You can think of this in terms of Sulam, the ladder in Yaacov's vision in Beit El. The rungs of the ladder are different kinds of wisdom. Some are closer to the material, physical plane of existence and others are closer to the spiritual. The higher wisdom, the wisdom of the Torah, is further removed from physical, material existence. But to climb the ladder you need to use all the rungs. You don't skip.

It is important, especially for young children, to have an initial and primary foundation for sacred study. However, in order to have a mature understanding of the wisdom of the Torah, extensive knowledge of the secular sciences is also required. They complement each other.

This approach was also favored by Ramban, who sought practical knowledge of how it worked in order to properly capture Poskim's decisions from previous generations. Knowing how things are on the physical plane of existence cannot be learned above. This is what G ‐ d explained to the angels when they opposed Moshe taking the Torah from above to give to the Jewish people. The angels have little or no connection with the physical. The Torah is to be used on the physical plane.

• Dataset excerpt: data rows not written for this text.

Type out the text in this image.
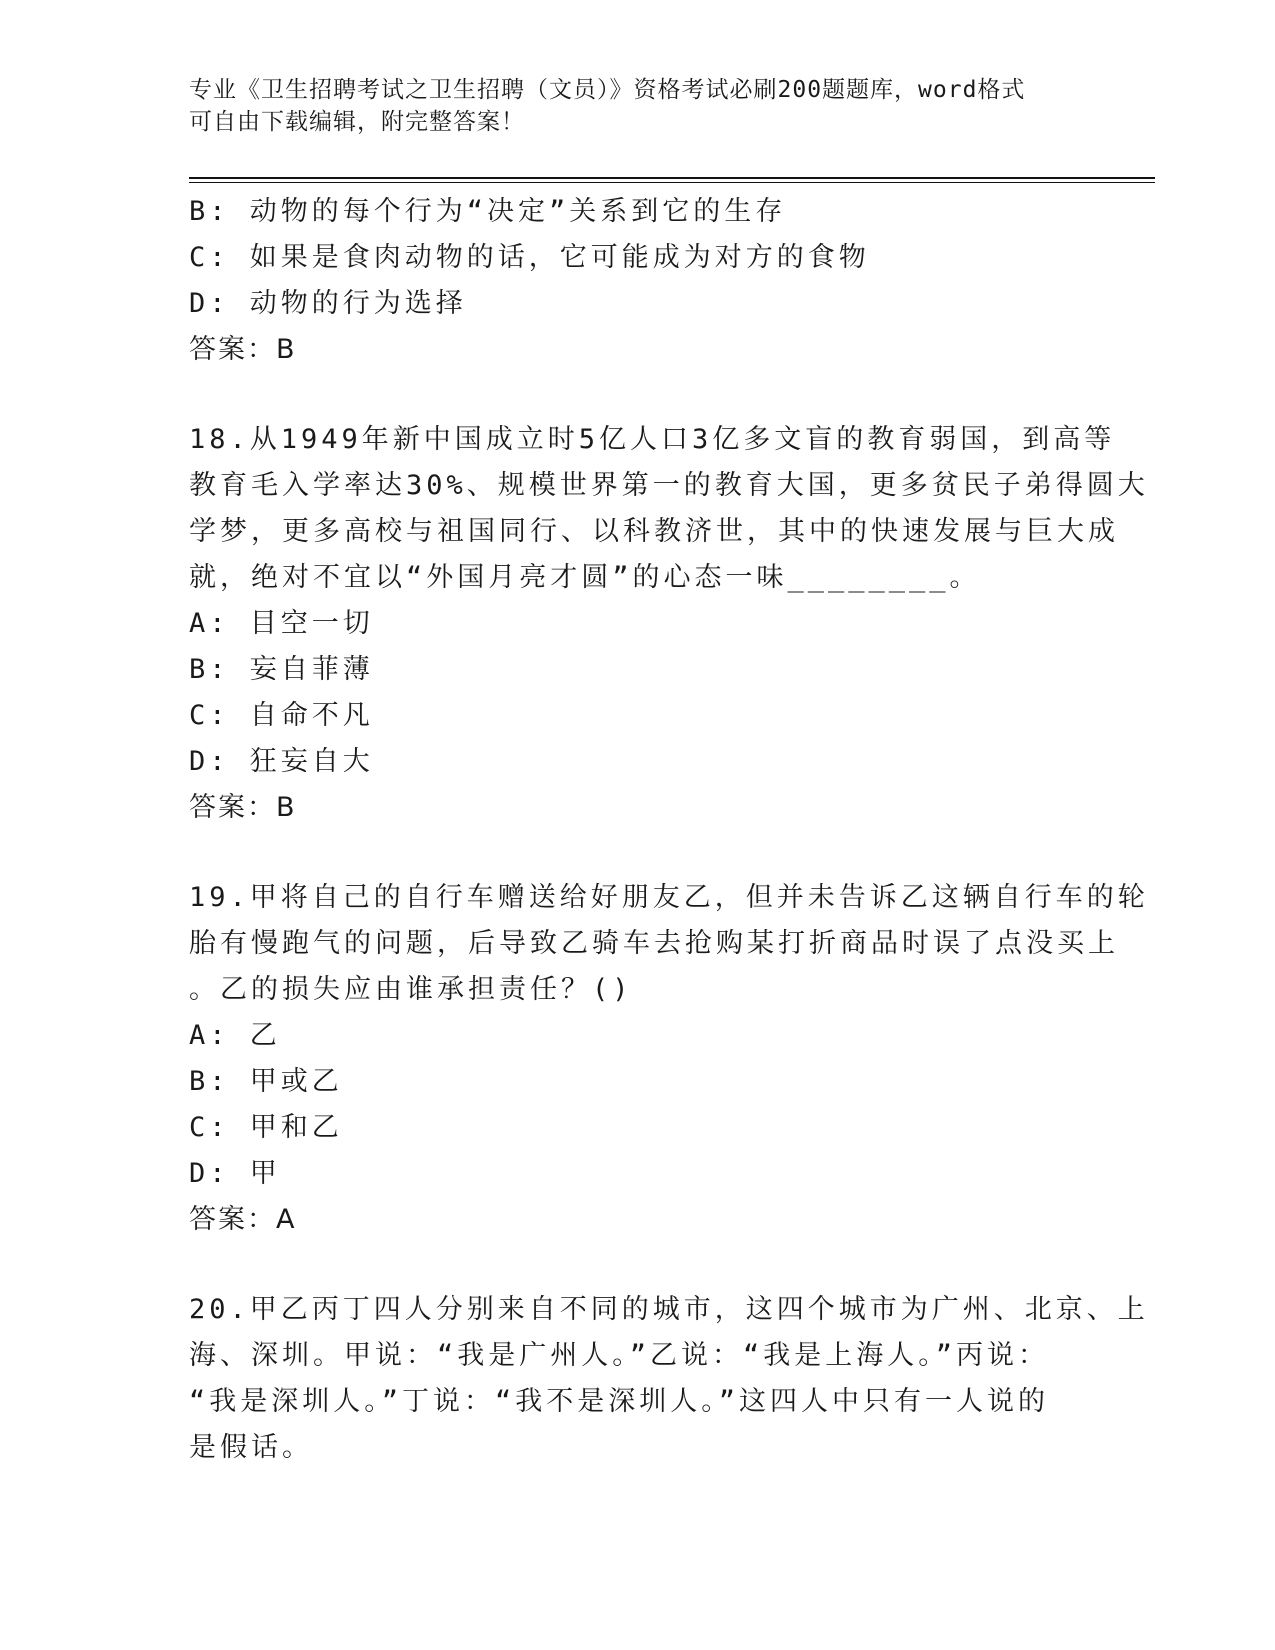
专业《卫生招聘考试之卫生招聘（文员）》资格考试必刷200题题库，word格式
可自由下载编辑，附完整答案！
B: 动物的每个行为“决定”关系到它的生存
C: 如果是食肉动物的话，它可能成为对方的食物
D: 动物的行为选择
答案：B
18.从1949年新中国成立时5亿人口3亿多文盲的教育弱国，到高等
教育毛入学率达30%、规模世界第一的教育大国，更多贫民子弟得圆大
学梦，更多高校与祖国同行、以科教济世，其中的快速发展与巨大成
就，绝对不宜以“外国月亮才圆”的心态一味________。
A: 目空一切
B: 妄自菲薄
C: 自命不凡
D: 狂妄自大
答案：B
19.甲将自己的自行车赠送给好朋友乙，但并未告诉乙这辆自行车的轮
胎有慢跑气的问题，后导致乙骑车去抢购某打折商品时误了点没买上
。乙的损失应由谁承担责任？()
A: 乙
B: 甲或乙
C: 甲和乙
D: 甲
答案：A
20.甲乙丙丁四人分别来自不同的城市，这四个城市为广州、北京、上
海、深圳。甲说：“我是广州人。”乙说：“我是上海人。”丙说：
“我是深圳人。”丁说：“我不是深圳人。”这四人中只有一人说的
是假话。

On a deeper level, Rabbi Yosef Gikatilla in Sefer Ginat Egoz relates this to the double letters in the Hebrew alphabet. There is nothing in the material world whose root and source are not above. This "fractal" type of relationship is derived from the double letters. Knowledge of both upper and lower wisdom gives a complete and mature understanding.

Mevaqesh

"The rungs of the ladder are different kinds of wisdom" Do you use this episode as useful images to convey an idea, or do you say that this is actually the meaning of the episode? If the latter, do you have any sources?

Mevaqesh

"This approach was also favored by Ramban, who sought practical knowledge of how it worked in order to properly grasp Poskim's decisions from previous generations." I've seen a lot of his writings, but I've never seen him do it. Do you have a source?

Mevaqesh

This is what G ‐ d explained to the angels when they opposed Moshe taking the Torah from above to give to the Jewish people. The angels have little or no connection with the physical. The Torah is to be used on the physical plane . "" However one interprets midrash, all we see is that mitzvos are physical acts from which angels are by definition excluded. Where do we see anything about worldly learning?

Mevaqesh

I don't know what you're talking about in the last paragraph.

Kinnard Hockenhull

Many Thanks. I think this is a great way to think about it. What are the "7 Secular Sciences"?